Of late, the establishment is reported to have braced for tackling the post-NATO supplies resumption scenario.

The Defence of Pakistan Council, a group of the establishment sponsored clerics, religious parties and banned outfits has started ‘agitating’ against the possible resumption of NATO shipments but the ‘warning shots’ they have fired thus far aim at targeting the government alone and bailing out the military.

The strategy evidently entails passing the buck on government to bear the brunt of NATO supplies resumption.

The expected full-scale resumption of NATO supplies without taking into confidence the Parliament, political parties and public at large is not likely to go down well with the Pakistani society.

Just a day earlier, Army Chief General Ashfaq Parvez Kayani had said in Jacobabad that the decision on NATO supplies restoration rested with the Parliament.
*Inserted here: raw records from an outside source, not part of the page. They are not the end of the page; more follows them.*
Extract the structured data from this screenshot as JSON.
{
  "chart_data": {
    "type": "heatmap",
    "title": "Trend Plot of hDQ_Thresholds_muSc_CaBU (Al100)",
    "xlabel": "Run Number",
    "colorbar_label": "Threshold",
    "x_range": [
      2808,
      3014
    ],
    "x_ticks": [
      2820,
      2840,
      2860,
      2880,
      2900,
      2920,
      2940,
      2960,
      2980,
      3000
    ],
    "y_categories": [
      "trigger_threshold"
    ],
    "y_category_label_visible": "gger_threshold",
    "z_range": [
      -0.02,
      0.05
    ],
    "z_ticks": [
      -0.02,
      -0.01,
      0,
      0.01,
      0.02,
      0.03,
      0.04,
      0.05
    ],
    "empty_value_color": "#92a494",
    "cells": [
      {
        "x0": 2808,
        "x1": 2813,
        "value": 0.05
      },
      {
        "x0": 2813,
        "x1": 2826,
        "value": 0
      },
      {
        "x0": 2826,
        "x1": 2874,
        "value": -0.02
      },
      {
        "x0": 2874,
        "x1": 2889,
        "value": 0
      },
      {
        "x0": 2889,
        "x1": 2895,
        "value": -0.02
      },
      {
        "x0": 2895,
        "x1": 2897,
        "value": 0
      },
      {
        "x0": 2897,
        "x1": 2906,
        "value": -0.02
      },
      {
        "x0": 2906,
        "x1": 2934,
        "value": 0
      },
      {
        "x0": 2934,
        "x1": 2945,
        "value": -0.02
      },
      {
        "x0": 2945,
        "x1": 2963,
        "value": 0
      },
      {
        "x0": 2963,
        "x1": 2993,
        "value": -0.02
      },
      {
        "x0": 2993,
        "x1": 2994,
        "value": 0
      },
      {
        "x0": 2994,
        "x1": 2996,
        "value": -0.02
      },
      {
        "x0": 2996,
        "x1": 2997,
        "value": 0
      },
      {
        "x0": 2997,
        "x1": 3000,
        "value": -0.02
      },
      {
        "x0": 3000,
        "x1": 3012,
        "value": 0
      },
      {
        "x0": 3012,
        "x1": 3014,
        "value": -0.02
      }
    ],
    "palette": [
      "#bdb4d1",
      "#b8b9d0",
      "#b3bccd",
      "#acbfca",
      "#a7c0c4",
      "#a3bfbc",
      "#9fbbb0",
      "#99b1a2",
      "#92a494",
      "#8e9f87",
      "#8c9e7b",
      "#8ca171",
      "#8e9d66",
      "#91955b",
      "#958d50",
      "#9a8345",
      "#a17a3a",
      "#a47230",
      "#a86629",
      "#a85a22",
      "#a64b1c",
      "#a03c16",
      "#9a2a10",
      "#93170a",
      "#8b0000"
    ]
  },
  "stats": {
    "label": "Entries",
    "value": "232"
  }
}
The Parliament is yet to take up the issue and Parliamentary Committee on National Security (PCNS) has not endorsed the decision to resume NATO supplies The military’s otherwise ‘upfront’ and government’s already dwindling images might receive setbacks given that Pakistan’s military, political and diplomatic leaderships had extensively propagated the much-hyped renewal of ‘terms of engagement with the US’ but no details to this effect have thus far shared publicly.

In the event of US refusal to offer an apology, the Pakistan’s power centres would be left with fewer options for face saving.